The Fed took the state of the global economy, especially China’s struggling manufacturing sector, into consideration as well, according to Kumazawa.

Tommy Fagan, a junior accounting and information systems management major, agreed that failing markets in China are a reason the Fed would not want to raise its interest rate.

“If they change [the interest rate] now and if something happens with the [Chinese] market, we’re probably going to have another crash like the 2008 recession,” Fagan said.

Davies said that while “borrowers” like college students and homeowners benefit from a low interest rate, groups of people who are “savers” can suffer from it.

“Low interest rates are bad for … the elderly living on fixed incomes [and] people saving for retirement,” he said.

He added that the federal government is the “single largest beneficiary” of keeping the current interest rate.

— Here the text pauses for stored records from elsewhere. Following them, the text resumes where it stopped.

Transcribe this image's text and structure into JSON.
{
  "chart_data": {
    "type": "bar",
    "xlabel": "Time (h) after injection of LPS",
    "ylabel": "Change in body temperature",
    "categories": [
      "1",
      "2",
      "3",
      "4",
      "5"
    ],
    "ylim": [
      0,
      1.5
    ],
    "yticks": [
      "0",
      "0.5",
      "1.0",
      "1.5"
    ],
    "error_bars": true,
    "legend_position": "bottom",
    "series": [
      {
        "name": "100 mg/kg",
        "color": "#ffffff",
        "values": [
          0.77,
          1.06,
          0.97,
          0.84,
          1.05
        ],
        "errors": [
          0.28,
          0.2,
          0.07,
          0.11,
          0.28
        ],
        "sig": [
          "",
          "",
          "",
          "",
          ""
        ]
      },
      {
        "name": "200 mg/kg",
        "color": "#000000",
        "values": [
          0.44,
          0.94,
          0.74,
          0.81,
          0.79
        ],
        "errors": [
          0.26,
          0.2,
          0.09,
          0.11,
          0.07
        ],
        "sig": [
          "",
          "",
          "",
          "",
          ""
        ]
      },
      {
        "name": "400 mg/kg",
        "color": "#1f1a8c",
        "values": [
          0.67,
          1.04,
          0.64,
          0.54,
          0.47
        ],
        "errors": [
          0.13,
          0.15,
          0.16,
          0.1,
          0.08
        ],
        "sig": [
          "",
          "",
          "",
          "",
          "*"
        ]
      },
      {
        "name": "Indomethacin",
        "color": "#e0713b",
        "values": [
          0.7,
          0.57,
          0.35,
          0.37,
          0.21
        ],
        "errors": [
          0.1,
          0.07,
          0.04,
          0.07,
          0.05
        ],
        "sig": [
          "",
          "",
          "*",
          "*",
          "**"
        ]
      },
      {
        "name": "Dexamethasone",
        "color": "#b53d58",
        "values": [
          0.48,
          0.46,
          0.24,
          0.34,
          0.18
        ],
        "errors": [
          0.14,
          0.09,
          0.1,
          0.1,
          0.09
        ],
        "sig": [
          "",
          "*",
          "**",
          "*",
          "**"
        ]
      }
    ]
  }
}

“When interest rates rise, so too does the federal government’s interest expense,” Davies said. “With $18 trillion in debt, that tiny one-quarter of one-percentage point increase in interest rates would have cost the federal government $45 billion annually in additional interest expense.”

The Fed will likely raise the interest rate in the future, as low interest rate promotes inflation, according to Davies.

“Eventually, the artificially low rate is going to spur inflation,” he said. “When that happens, the Fed will have to choose between costing the government in additional interest expense or costing taxpayers in inflation.”